Test for independence of long-range dependent time series using distance covariance

TL;DR

This paper introduces a new statistical test based on distance covariance to determine independence between long-range dependent time series, with a novel asymptotic theory and a subsampling method for critical values.

Contribution

It develops a new test statistic for independence, derives its asymptotic distribution using a novel non-central limit theorem, and proposes a subsampling approach for practical implementation.

Findings

The test performs well in finite samples.

It effectively detects dependence in long-range dependent data.

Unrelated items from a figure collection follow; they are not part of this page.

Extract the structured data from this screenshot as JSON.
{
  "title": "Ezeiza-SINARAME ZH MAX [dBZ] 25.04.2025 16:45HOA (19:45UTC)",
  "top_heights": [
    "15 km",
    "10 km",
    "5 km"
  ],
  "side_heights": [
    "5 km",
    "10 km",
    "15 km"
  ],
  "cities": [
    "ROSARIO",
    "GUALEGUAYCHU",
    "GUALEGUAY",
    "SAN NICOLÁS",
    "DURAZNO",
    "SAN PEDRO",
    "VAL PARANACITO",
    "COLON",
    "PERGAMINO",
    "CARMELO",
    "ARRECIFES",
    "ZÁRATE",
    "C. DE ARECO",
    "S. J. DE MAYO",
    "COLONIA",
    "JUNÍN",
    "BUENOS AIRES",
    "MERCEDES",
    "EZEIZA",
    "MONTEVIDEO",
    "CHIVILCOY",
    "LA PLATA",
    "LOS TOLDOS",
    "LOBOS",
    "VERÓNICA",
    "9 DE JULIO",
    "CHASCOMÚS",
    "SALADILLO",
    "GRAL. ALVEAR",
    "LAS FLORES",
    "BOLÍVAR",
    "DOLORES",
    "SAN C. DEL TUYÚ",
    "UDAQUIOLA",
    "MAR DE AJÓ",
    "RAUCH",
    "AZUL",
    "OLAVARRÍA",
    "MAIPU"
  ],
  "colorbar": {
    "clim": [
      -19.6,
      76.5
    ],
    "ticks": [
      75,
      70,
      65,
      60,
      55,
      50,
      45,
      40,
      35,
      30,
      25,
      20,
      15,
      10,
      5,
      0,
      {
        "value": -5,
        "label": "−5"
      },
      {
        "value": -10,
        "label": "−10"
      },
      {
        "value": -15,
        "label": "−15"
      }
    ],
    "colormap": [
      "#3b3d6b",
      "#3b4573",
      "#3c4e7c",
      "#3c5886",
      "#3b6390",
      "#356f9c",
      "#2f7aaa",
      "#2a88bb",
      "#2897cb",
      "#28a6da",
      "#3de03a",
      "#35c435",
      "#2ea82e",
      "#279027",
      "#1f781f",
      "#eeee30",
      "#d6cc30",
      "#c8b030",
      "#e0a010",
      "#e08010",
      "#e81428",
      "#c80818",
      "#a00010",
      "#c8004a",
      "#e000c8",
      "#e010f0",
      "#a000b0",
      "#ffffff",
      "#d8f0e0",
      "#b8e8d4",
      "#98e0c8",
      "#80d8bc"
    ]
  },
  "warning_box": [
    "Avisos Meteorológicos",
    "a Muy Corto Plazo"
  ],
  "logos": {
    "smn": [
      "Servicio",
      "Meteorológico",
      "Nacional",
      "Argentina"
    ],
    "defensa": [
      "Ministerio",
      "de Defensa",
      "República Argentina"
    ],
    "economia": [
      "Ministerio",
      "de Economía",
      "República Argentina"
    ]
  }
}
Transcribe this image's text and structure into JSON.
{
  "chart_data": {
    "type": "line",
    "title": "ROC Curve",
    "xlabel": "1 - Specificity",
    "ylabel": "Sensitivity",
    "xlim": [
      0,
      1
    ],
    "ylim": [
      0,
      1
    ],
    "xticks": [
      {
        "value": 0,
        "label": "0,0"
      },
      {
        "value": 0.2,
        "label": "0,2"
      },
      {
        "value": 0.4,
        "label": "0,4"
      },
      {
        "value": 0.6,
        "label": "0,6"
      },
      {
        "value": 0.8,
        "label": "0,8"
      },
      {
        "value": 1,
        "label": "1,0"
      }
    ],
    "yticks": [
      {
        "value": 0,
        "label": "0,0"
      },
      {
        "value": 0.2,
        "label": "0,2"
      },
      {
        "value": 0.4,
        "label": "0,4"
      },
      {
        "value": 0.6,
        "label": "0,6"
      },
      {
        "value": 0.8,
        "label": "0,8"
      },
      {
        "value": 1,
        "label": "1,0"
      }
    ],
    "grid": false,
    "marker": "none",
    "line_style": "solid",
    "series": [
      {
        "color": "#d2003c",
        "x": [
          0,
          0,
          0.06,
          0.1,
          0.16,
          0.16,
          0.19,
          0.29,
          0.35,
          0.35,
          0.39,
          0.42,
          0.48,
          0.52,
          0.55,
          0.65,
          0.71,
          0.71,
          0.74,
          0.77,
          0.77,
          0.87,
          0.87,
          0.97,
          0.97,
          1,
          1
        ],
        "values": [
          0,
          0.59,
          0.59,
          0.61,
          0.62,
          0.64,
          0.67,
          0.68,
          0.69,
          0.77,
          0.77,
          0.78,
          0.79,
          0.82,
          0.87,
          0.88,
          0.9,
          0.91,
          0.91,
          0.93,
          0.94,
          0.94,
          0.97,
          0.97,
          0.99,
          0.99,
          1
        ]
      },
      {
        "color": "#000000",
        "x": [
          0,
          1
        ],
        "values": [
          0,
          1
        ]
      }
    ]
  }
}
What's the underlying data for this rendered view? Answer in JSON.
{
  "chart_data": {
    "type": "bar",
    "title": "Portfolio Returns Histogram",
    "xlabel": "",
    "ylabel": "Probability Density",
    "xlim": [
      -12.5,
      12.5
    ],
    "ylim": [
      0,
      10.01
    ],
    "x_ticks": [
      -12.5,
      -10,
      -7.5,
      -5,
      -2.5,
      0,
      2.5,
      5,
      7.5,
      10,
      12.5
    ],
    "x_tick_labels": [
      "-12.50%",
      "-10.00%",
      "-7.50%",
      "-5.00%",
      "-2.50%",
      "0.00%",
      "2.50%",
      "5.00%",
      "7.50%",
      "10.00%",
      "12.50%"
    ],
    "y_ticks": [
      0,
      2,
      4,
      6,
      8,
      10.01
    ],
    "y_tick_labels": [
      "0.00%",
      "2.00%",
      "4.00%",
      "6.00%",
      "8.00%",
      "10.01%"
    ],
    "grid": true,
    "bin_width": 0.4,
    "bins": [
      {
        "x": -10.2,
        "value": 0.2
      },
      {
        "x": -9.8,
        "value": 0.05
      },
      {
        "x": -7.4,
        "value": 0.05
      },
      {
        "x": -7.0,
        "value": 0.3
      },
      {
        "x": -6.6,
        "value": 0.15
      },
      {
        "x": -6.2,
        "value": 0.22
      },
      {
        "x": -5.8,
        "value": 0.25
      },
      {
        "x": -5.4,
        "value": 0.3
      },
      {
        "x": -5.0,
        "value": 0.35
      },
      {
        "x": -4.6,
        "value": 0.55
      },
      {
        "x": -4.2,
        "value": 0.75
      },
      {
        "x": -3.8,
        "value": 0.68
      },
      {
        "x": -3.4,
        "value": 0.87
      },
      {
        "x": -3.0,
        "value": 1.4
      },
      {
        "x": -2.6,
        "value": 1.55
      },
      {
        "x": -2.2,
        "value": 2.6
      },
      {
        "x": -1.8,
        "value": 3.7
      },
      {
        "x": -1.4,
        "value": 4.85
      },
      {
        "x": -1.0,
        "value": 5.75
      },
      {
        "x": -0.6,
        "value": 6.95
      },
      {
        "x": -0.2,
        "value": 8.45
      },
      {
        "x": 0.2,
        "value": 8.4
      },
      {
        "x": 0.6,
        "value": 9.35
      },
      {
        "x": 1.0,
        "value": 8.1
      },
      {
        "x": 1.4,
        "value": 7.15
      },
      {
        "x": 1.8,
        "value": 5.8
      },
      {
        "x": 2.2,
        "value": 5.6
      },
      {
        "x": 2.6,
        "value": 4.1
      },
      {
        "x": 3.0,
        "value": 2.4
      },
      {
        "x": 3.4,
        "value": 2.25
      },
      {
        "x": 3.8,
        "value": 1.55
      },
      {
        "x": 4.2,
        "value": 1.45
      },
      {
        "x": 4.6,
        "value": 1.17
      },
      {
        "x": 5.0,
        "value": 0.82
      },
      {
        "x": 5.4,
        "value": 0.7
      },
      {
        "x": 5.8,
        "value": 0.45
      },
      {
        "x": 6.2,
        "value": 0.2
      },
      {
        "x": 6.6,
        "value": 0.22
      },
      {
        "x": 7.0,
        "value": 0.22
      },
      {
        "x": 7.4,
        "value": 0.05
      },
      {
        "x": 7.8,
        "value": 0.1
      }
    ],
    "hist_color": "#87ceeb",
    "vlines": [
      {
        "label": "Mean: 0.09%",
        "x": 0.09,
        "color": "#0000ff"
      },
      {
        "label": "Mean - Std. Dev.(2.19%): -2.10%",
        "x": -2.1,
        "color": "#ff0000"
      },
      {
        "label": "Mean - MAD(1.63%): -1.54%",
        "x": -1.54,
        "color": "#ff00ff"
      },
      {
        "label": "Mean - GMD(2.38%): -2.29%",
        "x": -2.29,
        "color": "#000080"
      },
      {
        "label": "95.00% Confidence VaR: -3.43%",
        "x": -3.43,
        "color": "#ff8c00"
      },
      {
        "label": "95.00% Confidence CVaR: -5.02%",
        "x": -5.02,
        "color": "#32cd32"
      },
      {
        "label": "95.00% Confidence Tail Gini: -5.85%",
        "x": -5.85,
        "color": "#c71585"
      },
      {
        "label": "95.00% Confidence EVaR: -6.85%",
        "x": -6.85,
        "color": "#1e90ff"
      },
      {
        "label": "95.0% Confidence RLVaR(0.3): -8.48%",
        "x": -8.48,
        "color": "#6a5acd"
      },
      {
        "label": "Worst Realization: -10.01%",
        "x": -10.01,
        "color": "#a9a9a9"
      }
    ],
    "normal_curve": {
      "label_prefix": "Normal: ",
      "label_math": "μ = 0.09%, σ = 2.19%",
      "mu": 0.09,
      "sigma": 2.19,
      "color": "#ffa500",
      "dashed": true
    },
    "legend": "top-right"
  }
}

The subsampling method provides valid critical values.

Abstract

We apply the concept of distance covariance for testing independence of two long-range dependent time series. As test statistic we propose a linear combination of empirical distance cross-covariances. We derive the asymptotic distribution of the test statistic, and we show consistency against a very general class of alternatives. The asymptotic theory developed in this paper is based on a novel non-central limit theorem for stochastic processes with values in an $L^2$-Hilbert space. This limit theorem is of general theoretical interest which goes beyond the context of this article. Subject to the dependence in the data, the standardization and the limit distributions of the proposed test statistic vary. Since the limit distributions are unknown, we propose a subsampling procedure to determine the critical values for the proposed test, and we provide a proof for the validity of subsampling. In a simulation study, we investigate the finite-sample behavior of our test, and we compare its performance to tests based on the empirical cross-covariances. As an application of our results we analyze the cross-dependencies between mean monthly discharges of three rivers.